For the second time in nine days, Lilly extended the period of its tender offer of Point’s shares, this time until 5 p.m. Dec. 1, the company said in its Securities and Exchange filing on Friday. The tender offer was set to expire this week.
A Lilly spokesman on Friday said the company had no further comment beyond its brief SEC filing.
The extension comes in the face of pushback from several investors, including Point’s largest institutional stock holder, Biotechnology Value Fund, or BVF, which holds about 16% of the stock.
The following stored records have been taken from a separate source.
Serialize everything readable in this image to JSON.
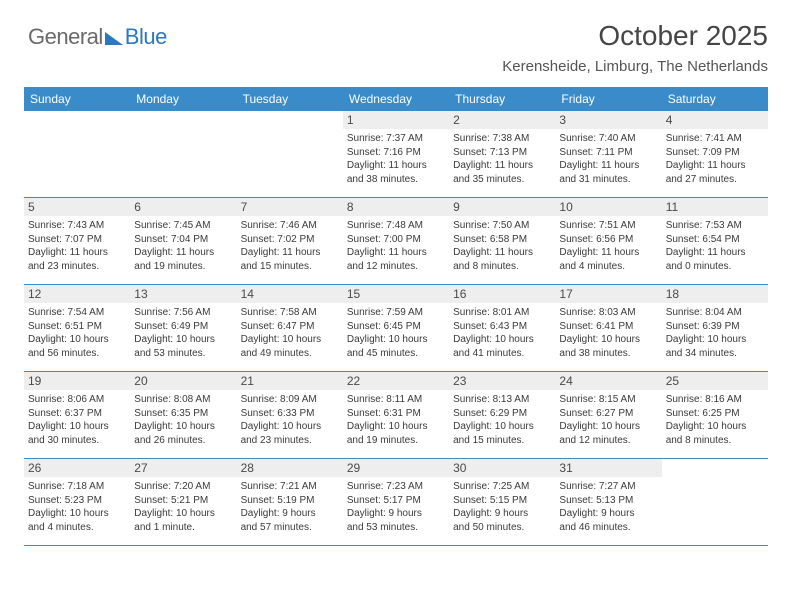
{
  "logo": {
    "text1": "General",
    "text2": "Blue"
  },
  "title": "October 2025",
  "location": "Kerensheide, Limburg, The Netherlands",
  "colors": {
    "header_bg": "#3a8bc9",
    "header_text": "#ffffff",
    "daynum_bg": "#eeeeee",
    "row_border": "#3a8bc9",
    "logo_gray": "#6a6a6a",
    "logo_blue": "#2b78bf"
  },
  "typography": {
    "title_fontsize": 28,
    "location_fontsize": 15,
    "weekday_fontsize": 12,
    "daynum_fontsize": 12,
    "info_fontsize": 10
  },
  "weekdays": [
    "Sunday",
    "Monday",
    "Tuesday",
    "Wednesday",
    "Thursday",
    "Friday",
    "Saturday"
  ],
  "rows": [
    [
      null,
      null,
      null,
      {
        "n": "1",
        "sr": "7:37 AM",
        "ss": "7:16 PM",
        "dh": "11",
        "dm": "38"
      },
      {
        "n": "2",
        "sr": "7:38 AM",
        "ss": "7:13 PM",
        "dh": "11",
        "dm": "35"
      },
      {
        "n": "3",
        "sr": "7:40 AM",
        "ss": "7:11 PM",
        "dh": "11",
        "dm": "31"
      },
      {
        "n": "4",
        "sr": "7:41 AM",
        "ss": "7:09 PM",
        "dh": "11",
        "dm": "27"
      }
    ],
    [
      {
        "n": "5",
        "sr": "7:43 AM",
        "ss": "7:07 PM",
        "dh": "11",
        "dm": "23"
      },
      {
        "n": "6",
        "sr": "7:45 AM",
        "ss": "7:04 PM",
        "dh": "11",
        "dm": "19"
      },
      {
        "n": "7",
        "sr": "7:46 AM",
        "ss": "7:02 PM",
        "dh": "11",
        "dm": "15"
      },
      {
        "n": "8",
        "sr": "7:48 AM",
        "ss": "7:00 PM",
        "dh": "11",
        "dm": "12"
      },
      {
        "n": "9",
        "sr": "7:50 AM",
        "ss": "6:58 PM",
        "dh": "11",
        "dm": "8"
      },
      {
        "n": "10",
        "sr": "7:51 AM",
        "ss": "6:56 PM",
        "dh": "11",
        "dm": "4"
      },
      {
        "n": "11",
        "sr": "7:53 AM",
        "ss": "6:54 PM",
        "dh": "11",
        "dm": "0"
      }
    ],
    [
      {
        "n": "12",
        "sr": "7:54 AM",
        "ss": "6:51 PM",
        "dh": "10",
        "dm": "56"
      },
      {
        "n": "13",
        "sr": "7:56 AM",
        "ss": "6:49 PM",
        "dh": "10",
        "dm": "53"
      },
      {
        "n": "14",
        "sr": "7:58 AM",
        "ss": "6:47 PM",
        "dh": "10",
        "dm": "49"
      },
      {
        "n": "15",
        "sr": "7:59 AM",
        "ss": "6:45 PM",
        "dh": "10",
        "dm": "45"
      },
      {
        "n": "16",
        "sr": "8:01 AM",
        "ss": "6:43 PM",
        "dh": "10",
        "dm": "41"
      },
      {
        "n": "17",
        "sr": "8:03 AM",
        "ss": "6:41 PM",
        "dh": "10",
        "dm": "38"
      },
      {
        "n": "18",
        "sr": "8:04 AM",
        "ss": "6:39 PM",
        "dh": "10",
        "dm": "34"
      }
    ],
    [
      {
        "n": "19",
        "sr": "8:06 AM",
        "ss": "6:37 PM",
        "dh": "10",
        "dm": "30"
      },
      {
        "n": "20",
        "sr": "8:08 AM",
        "ss": "6:35 PM",
        "dh": "10",
        "dm": "26"
      },
      {
        "n": "21",
        "sr": "8:09 AM",
        "ss": "6:33 PM",
        "dh": "10",
        "dm": "23"
      },
      {
        "n": "22",
        "sr": "8:11 AM",
        "ss": "6:31 PM",
        "dh": "10",
        "dm": "19"
      },
      {
        "n": "23",
        "sr": "8:13 AM",
        "ss": "6:29 PM",
        "dh": "10",
        "dm": "15"
      },
      {
        "n": "24",
        "sr": "8:15 AM",
        "ss": "6:27 PM",
        "dh": "10",
        "dm": "12"
      },
      {
        "n": "25",
        "sr": "8:16 AM",
        "ss": "6:25 PM",
        "dh": "10",
        "dm": "8"
      }
    ],
    [
      {
        "n": "26",
        "sr": "7:18 AM",
        "ss": "5:23 PM",
        "dh": "10",
        "dm": "4"
      },
      {
        "n": "27",
        "sr": "7:20 AM",
        "ss": "5:21 PM",
        "dh": "10",
        "dm": "1",
        "dm_unit": "minute"
      },
      {
        "n": "28",
        "sr": "7:21 AM",
        "ss": "5:19 PM",
        "dh": "9",
        "dm": "57"
      },
      {
        "n": "29",
        "sr": "7:23 AM",
        "ss": "5:17 PM",
        "dh": "9",
        "dm": "53"
      },
      {
        "n": "30",
        "sr": "7:25 AM",
        "ss": "5:15 PM",
        "dh": "9",
        "dm": "50"
      },
      {
        "n": "31",
        "sr": "7:27 AM",
        "ss": "5:13 PM",
        "dh": "9",
        "dm": "46"
      },
      null
    ]
  ]
}
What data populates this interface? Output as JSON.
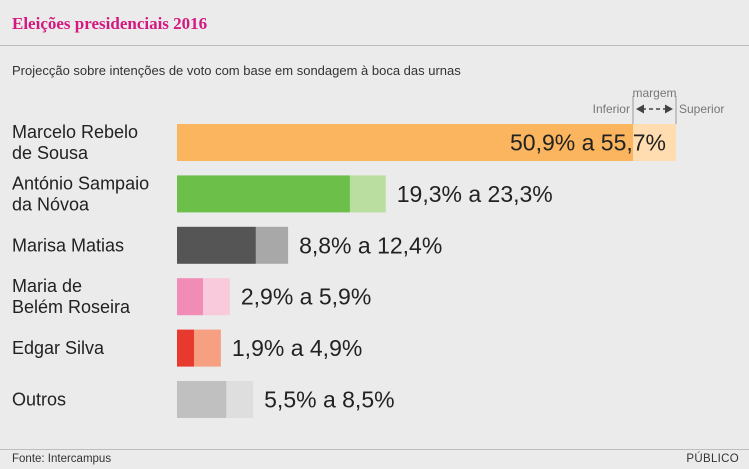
{
  "header": {
    "title": "Eleições presidenciais 2016",
    "subtitle": "Projecção sobre intenções de voto com base em sondagem à boca das urnas"
  },
  "legend": {
    "lower_label": "Inferior",
    "upper_label": "Superior",
    "margin_label": "margem"
  },
  "footer": {
    "source": "Fonte: Intercampus",
    "brand": "PÚBLICO"
  },
  "colors": {
    "title": "#d4187f",
    "candidates": [
      {
        "dark": "#fbb55f",
        "light": "#ffddb0"
      },
      {
        "dark": "#6cc04a",
        "light": "#b9de9f"
      },
      {
        "dark": "#555555",
        "light": "#a8a8a8"
      },
      {
        "dark": "#f18cb6",
        "light": "#f9c9dc"
      },
      {
        "dark": "#e8392f",
        "light": "#f7a081"
      },
      {
        "dark": "#c0c0c0",
        "light": "#dedede"
      }
    ]
  },
  "chart_data": {
    "type": "bar",
    "subtype": "range",
    "title": "Eleições presidenciais 2016",
    "subtitle": "Projecção sobre intenções de voto com base em sondagem à boca das urnas",
    "unit": "%",
    "categories": [
      [
        "Marcelo Rebelo",
        "de Sousa"
      ],
      [
        "António Sampaio",
        "da Nóvoa"
      ],
      [
        "Marisa Matias"
      ],
      [
        "Maria de",
        "Belém Roseira"
      ],
      [
        "Edgar Silva"
      ],
      [
        "Outros"
      ]
    ],
    "series": [
      {
        "name": "Inferior",
        "values": [
          50.9,
          19.3,
          8.8,
          2.9,
          1.9,
          5.5
        ]
      },
      {
        "name": "Superior",
        "values": [
          55.7,
          23.3,
          12.4,
          5.9,
          4.9,
          8.5
        ]
      }
    ],
    "range_labels": [
      "50,9% a 55,7%",
      "19,3% a 23,3%",
      "8,8% a 12,4%",
      "2,9% a 5,9%",
      "1,9% a 4,9%",
      "5,5% a 8,5%"
    ],
    "xlim": [
      0,
      55.7
    ],
    "grid": false
  }
}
BVF has said that Lilly’s proposed offer of $12.50 a share in advance of an upcoming study by Point “is not in the best interest” of Point shareholders.
That’s even though the purchase price represents an 85% premium over Point’s closing price the day before the deal was announced Oct. 3.
BVF has said it wants Point shareholders to wait until the biotech releases the results of a clinical study on its lead compound, PNTR 2002, a radiopharmaceutical in development for patients with metastatic castration-resistant prostate cancer after progression on hormonal treatment.
Point has a pipeline of clinical- and preclinical-stage compounds in development for the treatment of cancer using radiopharmaceutical isotopes that hold the promise of delivering targeted treatments to patients.
In addition, at least three other shareholders have filed suit in federal court to try to stop the deal, which they say included a “flawed and inadequate” sales process, conducted in the self-interest of the company.